With consumer enthusiasm for status-priced sportswear starting to wane, regional chains such as Beall’s Department Stores, Elder-Beerman Stores and Gottschalks are stepping up their emphasis on moderate price points.
“The moderate channel is getting a tremendous amount of funding right now,” said Gross.
However, Marc Abramson, president of New York-based Requirements, wondered how appealing Jones would find the margins of the moderate business.
“[Moderate vendors] ship the best bang for the dollar in the department stores, and when you have that big infrastructure, I don’t know what that does to the pricing,” he said.
Still, he said, if consumers become more frugal, having a moderate assortment can help keep revenues up.

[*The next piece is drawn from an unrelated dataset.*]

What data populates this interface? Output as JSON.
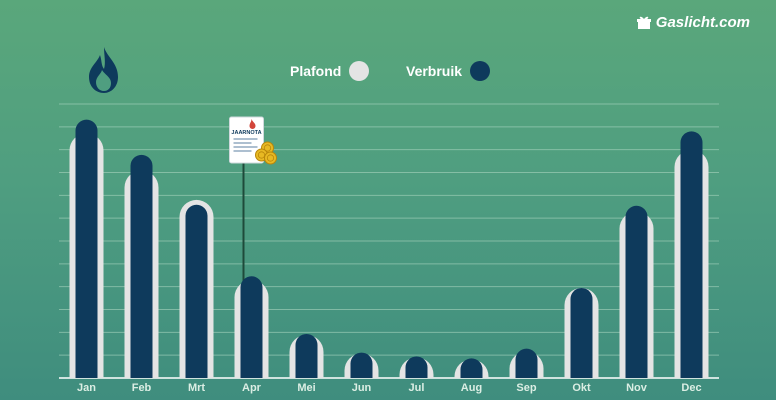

“It’s not an up-and-down type of business,” he said. “It has a steady path of increase because you sell to so many age levels.”
On the conference call, executives explained that Peter Boneparth, McNaughton’s chairman and chief executive officer, will become president and ceo of the new McNaughton Apparel division of Jones.
Boneparth — who joined McNaughton in 1997 after a career in investment banking — will also become a member of the Jones board. He said he has signed a new three-year employment agreement with Jones.
Nemerov said it is possible that Boneparth might assume overall responsibility for moderate apparel, such as its Evan-Picone brand, in the merged company.
The transaction is composed of $137.5 million in cash, $137.5 million in stock and $297 million of assumed debt. Jones will acquire McNaughton stock at $21 per share, a 21 percent premium to McNaughton’s closing price of $17.40 last Thursday.
Shares of Jones fell 20 cents on Monday to close at $35.75 on the New York Stock Exchange. McNaughton shares on Monday set a new 52-week high, closing at $19.87, up $2.47, or 14.2 percent, in Nasdaq trading.